Tema central da questão:
A questão aborda enfoques educacionais que precisam ser superados para uma prática docente alinhada à pedagogia crítica e à proposta de Paulo Freire. Entender esses enfoques é fundamental para reconhecer práticas que limitam a participação crítica, a autonomia e a transformação social na escola.
Resumo teórico:
Segundo Paulo Freire e a pedagogia pós-moderna, a educação deve ser problematizadora, dialógica e transformadora, rompendo com modelos tradicionais. Os enfoques a serem superados são:
- Homogeneizantes: Tratam todos os alunos de forma igual, sem considerar as diferenças culturais e sociais.
- Dicotômicos: Fazem divisões rígidas (por exemplo, teoria/prática), impedindo abordagens integradoras.
- Tecnológicos: Valorizam excessivamente a tecnologia, muitas vezes de modo instrumental, sem considerar o contexto social.
- Funcionalistas: Enxergam a educação apenas como instrumento para o mercado de trabalho.
- Burocratizantes: Focam em processos e regras, não no desenvolvimento humano.
Esses termos são encontrados em autores como Freire (Pedagogia do Oprimido) e em diretrizes de formação docente.
Justificando a alternativa correta:
A alternativa A (Apenas I, II e III) é a correta porque os enfoques I (homogeneizantes), II (dicotômicos e tecnológicos) e III (funcionalistas e burocratizantes) são, de fato, mencionados no texto como perspectivas a serem superadas.

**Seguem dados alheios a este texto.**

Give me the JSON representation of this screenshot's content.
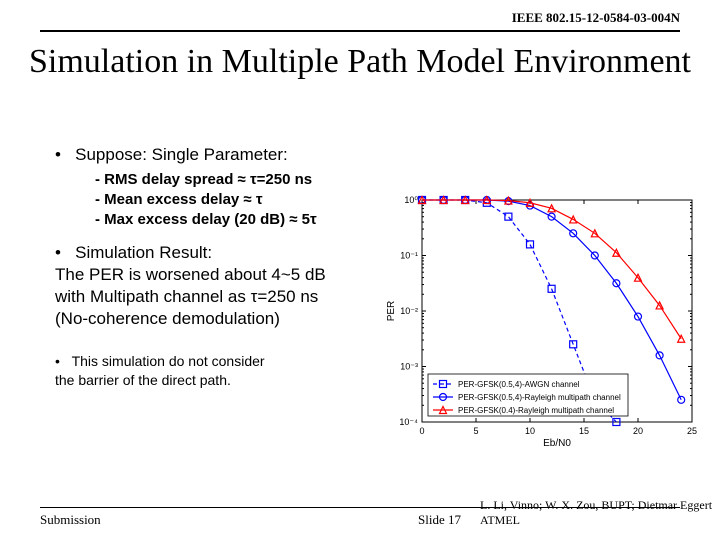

Eles representam formas de ensino pouco abertas à diversidade, ao diálogo e à transformação social.
Análise das alternativas incorretas:
- B (I, IV e V): Metodológicas e didáticas não são enfoques criticados pelo texto; pelo contrário, podem ser essenciais para a inovação pedagógica.
- C (II, III e IV): Inclui metodológicas, o que foge do pensamento crítico proposto pelo texto.

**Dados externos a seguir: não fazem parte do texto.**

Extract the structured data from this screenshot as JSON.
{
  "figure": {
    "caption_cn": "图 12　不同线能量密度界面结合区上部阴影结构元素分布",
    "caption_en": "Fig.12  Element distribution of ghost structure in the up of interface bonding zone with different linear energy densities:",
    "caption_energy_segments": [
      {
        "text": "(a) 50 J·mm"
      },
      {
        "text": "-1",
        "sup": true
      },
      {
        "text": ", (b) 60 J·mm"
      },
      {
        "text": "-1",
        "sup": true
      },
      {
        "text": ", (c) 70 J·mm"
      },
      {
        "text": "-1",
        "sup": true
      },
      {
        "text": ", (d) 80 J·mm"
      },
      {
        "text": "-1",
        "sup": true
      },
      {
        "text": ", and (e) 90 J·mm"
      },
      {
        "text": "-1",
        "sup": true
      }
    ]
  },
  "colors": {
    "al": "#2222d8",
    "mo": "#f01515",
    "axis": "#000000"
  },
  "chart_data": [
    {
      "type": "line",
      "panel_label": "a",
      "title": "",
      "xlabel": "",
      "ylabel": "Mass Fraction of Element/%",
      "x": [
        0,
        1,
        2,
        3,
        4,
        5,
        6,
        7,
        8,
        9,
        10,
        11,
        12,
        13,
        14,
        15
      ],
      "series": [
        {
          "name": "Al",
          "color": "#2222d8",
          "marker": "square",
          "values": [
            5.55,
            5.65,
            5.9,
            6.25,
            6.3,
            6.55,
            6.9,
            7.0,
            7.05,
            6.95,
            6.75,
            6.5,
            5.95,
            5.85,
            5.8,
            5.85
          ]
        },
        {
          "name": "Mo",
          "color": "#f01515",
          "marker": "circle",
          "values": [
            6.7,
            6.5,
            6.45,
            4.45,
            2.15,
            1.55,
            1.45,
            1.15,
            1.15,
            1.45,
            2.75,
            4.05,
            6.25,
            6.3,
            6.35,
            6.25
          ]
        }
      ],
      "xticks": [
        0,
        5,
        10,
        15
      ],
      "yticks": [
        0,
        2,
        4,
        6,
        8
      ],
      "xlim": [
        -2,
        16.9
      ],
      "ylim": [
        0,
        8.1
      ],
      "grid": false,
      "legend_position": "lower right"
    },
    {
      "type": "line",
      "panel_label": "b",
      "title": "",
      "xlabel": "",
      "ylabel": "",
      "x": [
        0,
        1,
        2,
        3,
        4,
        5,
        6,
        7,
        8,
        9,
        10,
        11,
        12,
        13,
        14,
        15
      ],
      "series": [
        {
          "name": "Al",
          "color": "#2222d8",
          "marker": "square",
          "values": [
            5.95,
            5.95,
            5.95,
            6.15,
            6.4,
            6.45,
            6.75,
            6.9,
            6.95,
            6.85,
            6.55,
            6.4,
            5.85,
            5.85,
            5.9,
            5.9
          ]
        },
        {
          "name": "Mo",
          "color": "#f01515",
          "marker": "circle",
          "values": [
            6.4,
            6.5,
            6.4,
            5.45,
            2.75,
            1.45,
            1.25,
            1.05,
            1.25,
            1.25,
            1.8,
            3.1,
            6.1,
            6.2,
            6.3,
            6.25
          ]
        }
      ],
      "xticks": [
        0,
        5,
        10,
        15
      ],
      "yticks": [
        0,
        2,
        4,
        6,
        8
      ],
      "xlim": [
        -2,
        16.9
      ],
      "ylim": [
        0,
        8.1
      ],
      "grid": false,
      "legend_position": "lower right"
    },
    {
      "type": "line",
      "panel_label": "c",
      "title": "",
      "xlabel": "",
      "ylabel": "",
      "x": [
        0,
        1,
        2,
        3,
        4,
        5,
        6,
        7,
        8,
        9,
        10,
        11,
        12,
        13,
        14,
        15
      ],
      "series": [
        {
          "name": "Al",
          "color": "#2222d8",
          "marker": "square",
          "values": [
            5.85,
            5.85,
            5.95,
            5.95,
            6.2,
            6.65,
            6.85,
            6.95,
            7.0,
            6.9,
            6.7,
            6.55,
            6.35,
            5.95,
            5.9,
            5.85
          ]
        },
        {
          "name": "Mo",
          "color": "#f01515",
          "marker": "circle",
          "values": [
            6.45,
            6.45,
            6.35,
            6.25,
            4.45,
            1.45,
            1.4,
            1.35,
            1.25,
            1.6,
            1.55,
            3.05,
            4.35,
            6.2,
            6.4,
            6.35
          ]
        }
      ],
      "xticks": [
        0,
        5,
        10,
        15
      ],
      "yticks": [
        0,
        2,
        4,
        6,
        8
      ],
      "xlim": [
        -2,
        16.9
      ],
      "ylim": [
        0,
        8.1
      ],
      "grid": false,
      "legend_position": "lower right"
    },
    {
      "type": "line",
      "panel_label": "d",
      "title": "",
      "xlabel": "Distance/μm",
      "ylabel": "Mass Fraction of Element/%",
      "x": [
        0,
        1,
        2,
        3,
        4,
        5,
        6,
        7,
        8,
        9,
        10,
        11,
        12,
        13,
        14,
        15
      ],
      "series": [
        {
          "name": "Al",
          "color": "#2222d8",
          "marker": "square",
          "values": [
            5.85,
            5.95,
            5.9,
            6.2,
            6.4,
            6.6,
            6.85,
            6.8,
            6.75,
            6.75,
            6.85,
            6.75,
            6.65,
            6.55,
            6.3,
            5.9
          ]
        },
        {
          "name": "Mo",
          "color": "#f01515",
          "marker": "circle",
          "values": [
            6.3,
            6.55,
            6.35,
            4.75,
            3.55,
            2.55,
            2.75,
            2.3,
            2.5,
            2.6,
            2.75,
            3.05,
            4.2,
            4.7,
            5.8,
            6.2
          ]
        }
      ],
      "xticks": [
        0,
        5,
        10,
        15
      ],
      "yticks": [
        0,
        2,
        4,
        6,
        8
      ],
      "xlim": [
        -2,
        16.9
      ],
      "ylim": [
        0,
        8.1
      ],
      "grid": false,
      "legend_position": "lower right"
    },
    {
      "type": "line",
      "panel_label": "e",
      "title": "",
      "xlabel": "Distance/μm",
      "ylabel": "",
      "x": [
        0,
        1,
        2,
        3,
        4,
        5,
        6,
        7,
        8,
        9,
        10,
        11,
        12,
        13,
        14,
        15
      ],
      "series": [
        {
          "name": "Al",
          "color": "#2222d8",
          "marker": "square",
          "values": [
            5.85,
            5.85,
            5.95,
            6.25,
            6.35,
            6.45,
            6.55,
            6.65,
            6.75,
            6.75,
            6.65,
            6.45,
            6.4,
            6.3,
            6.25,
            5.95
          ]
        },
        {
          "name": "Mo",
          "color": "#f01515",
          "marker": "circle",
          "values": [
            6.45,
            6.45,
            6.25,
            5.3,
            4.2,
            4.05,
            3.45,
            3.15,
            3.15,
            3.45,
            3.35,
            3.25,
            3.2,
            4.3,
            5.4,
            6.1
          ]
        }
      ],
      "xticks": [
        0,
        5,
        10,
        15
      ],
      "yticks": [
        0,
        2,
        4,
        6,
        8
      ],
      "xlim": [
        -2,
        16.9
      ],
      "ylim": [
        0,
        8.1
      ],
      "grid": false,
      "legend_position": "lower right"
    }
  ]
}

- D (I, II, III, IV e V): Inclui enfoques metodológicos e didáticos, que não são alvos da crítica do texto.
Dica para interpretação:
Observe as palavras-chave e busque identificar se o enfoque citado é algo que restringe ou amplia o processo educativo. Pegadinha comum: pensar que todo termo pedagógico é negativo—lembre-se de analisar o contexto!